Rachel Stevens
Getty

The parenting skills of Rachel Stevens have been called into question after she left her two young children unattended in a car while she ran errands. The ex-S Club 7 star stunned shocked onlookers in north London when she left her two daughters, aged four and 18 months, in the vehicle for around 10 minutes.

Although the singer may have believed they were not in any immediate danger because she locked the doors as she left the car park, passing shoppers told the Mirror they feared for the children's safety. Amelie, her eldest could be seen playing in the front seat and turning around to her sister in the back.
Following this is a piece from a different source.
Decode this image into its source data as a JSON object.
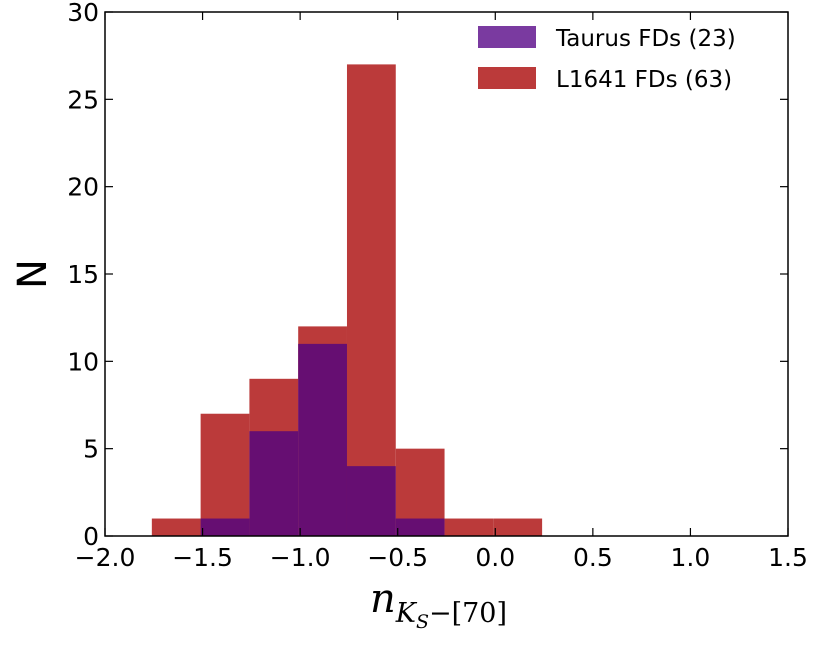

"At first I didn't realise they were in the car on their own or how young one of them was but when I did it was quite shocking," a witness told the publication.

"I suppose I think about the worst-case scenario but what if they took off the handbrake or managed to get out of the car? Or if someone managed to get in?"

And it was not long before the outrage spilt over on to social media, with many users branding the singer a "bad mother".

"If you don't care enough about your kids then care enough about your car. A four-year-old can let off the handbrake. Not acceptable and we certainly haven't 'all done it'," one critic said.

But it was not all bad. Anne Atkins, author of Child Rearing For Fun, has come out in support of the 37-year-old singer and insists that the "constant harping criticism of parents" is far more dangerous.

"We've all done it. Our eldest was a few weeks old and blissfully asleep on a bean bag, so I nipped to the corner shop for a pint of milk. I felt like a serial murderer," she told the Mirror. "Statistically, it's probably more dangerous to put kids in a car in the first place. The most ubiquitous threat to modern children is not the Bogie Man – or even other vehicles – but low level, constant harping criticism of parents for everything we do.

"Our parents never faced this barrage of disparagement and our upbringing was far more relaxed. So please, can we leave parents to make their own sensible and pragmatic, decisions about their children's safety?"

While people were more than willing to voice their disdain over Stevens's actions, the government's official guidelines mean she does not have to worry about prosecution.

"The law doesn't say an age when you can leave a child on their own, but it's an offence to leave a child alone if it places them at risk," it states. "Use your judgment on how mature your child is before you decide to leave them alone, e.g. at home or in a car."

IBTimes UK has contacted Stevens's rep for comment and is awaiting reply.